Of course, stillness is of little use to writers as an abstract concept with no concrete theory of implementation. Fortunately, Baxter has several, using a variety of works that he considers good uses of stillness as an example. The last example he gives is of Wright Morris' novel "The Works of Love." Baxter defines the importance of the work in that its storyline "renounces conflict in favor of meditation" (405). To illustrate this point, Baxter quotes a passage in which the lead character, Will Brady, "forgets to look at his wife during the ceremony" (409). The quintessential characteristic of this passage, and much of the novel in general, Baxter says, is that the "drama [Brady forgetting to look at his wife] has been pushed to the periphery, and the peripheries (the windmill, the mallet [that Brady notices instead of his wife]) have been nudged to the center, in the interest of stillness" (411).
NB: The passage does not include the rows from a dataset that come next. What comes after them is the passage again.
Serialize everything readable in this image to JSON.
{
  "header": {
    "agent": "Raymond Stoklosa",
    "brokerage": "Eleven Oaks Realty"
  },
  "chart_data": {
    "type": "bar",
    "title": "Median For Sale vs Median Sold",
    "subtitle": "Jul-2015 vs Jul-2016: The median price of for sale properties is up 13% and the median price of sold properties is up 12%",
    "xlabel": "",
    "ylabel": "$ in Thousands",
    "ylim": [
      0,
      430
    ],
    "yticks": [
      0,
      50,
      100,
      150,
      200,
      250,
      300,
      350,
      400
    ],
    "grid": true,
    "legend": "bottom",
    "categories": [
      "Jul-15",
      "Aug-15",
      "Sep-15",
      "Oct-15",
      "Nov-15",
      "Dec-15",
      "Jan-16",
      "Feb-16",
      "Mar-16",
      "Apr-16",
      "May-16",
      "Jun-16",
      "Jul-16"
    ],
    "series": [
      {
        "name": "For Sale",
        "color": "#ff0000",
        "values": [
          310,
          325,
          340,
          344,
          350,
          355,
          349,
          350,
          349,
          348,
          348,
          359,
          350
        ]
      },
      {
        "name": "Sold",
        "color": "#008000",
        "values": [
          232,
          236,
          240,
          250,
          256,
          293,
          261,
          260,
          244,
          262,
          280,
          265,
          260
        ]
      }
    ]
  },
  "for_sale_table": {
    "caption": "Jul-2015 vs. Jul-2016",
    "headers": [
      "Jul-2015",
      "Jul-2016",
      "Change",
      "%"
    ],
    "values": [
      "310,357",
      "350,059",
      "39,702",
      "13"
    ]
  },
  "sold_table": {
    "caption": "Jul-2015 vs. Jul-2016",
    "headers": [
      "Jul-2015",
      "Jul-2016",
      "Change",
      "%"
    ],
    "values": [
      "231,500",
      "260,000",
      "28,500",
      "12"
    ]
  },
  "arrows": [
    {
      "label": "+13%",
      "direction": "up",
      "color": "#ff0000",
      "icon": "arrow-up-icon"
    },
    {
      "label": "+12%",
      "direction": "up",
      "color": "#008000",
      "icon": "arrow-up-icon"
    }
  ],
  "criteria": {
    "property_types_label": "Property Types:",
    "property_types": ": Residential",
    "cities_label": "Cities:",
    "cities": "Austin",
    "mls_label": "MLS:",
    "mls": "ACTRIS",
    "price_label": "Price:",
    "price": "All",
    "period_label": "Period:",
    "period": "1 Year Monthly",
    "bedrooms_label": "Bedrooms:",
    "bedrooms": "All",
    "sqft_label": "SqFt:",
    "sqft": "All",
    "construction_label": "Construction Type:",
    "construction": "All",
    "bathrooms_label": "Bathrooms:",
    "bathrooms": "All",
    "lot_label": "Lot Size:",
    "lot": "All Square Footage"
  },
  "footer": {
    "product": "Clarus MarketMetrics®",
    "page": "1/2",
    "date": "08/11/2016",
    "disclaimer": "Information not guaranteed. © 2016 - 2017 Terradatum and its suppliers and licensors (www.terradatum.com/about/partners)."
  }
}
Stillness, then, can be invited into writing by focusing not on a series of moments, but on an ongoing experience, in which the atmosphere and the peripheries -- everything surrounding the focal point -- are drawn in until there are moments of stillness in which the periphery is the focal point. As Baxter writes, "It takes nerve to keep the action moving, but it takes more nerve to slow it down or stop it, and a particular kind of courage to keep what seems to be peripheral at the center" (420).

The invaluable positives of inviting stillness effectively into a literary space should not be underestimated. Often, pieces of writing condense their focus down to a series of specific, distinct moments. Actions and big, memorable events take center stage to give the reader something to latch onto, something to remember. Such a series of actions and moments may indeed make a piece of writing memorable. Nevertheless, Baxter would argue that just because a piece of writing is memorable, does not make it a good piece of writing, nor does it make it a piece of writing that -- perhaps more importantly -- is true to our human experience. Incorporating stillness into our writing allows writing to be truthful to our own human experience. The value of such truth fundamentally changes the experience of the reader, making the writing not only more impactful but also more wholly absorbing. The incorporation of stillness into writing creates an experience in which the reader is involved, rather than one in which they are simply a witness to a series of actions. Stillness in writing manifests itself in the power of works such as Manguso's, Morris', or another one of Baxter's examples, Fitzgerald's in The Great Gatsby. The poetic reward of such writing is that it is true, on a fundamental level, to the nature of our human experience of existence. Such truth is almost incalculably powerful and valuable, especially in an age when it is in danger of being disregarded entirely.

Works Cited

Baxter, Charles. Burning down the House: Essays on Fiction. N.p.: Graywolf, 2008. Print.

Manguso, Sarah. Ongoingness: The End of a Diary. N.p.: Graywolf, 2015. Print.

University, Columbia. "Ma, The Japanese Spatial Expression." Ma. Columbia University, n.d. Web.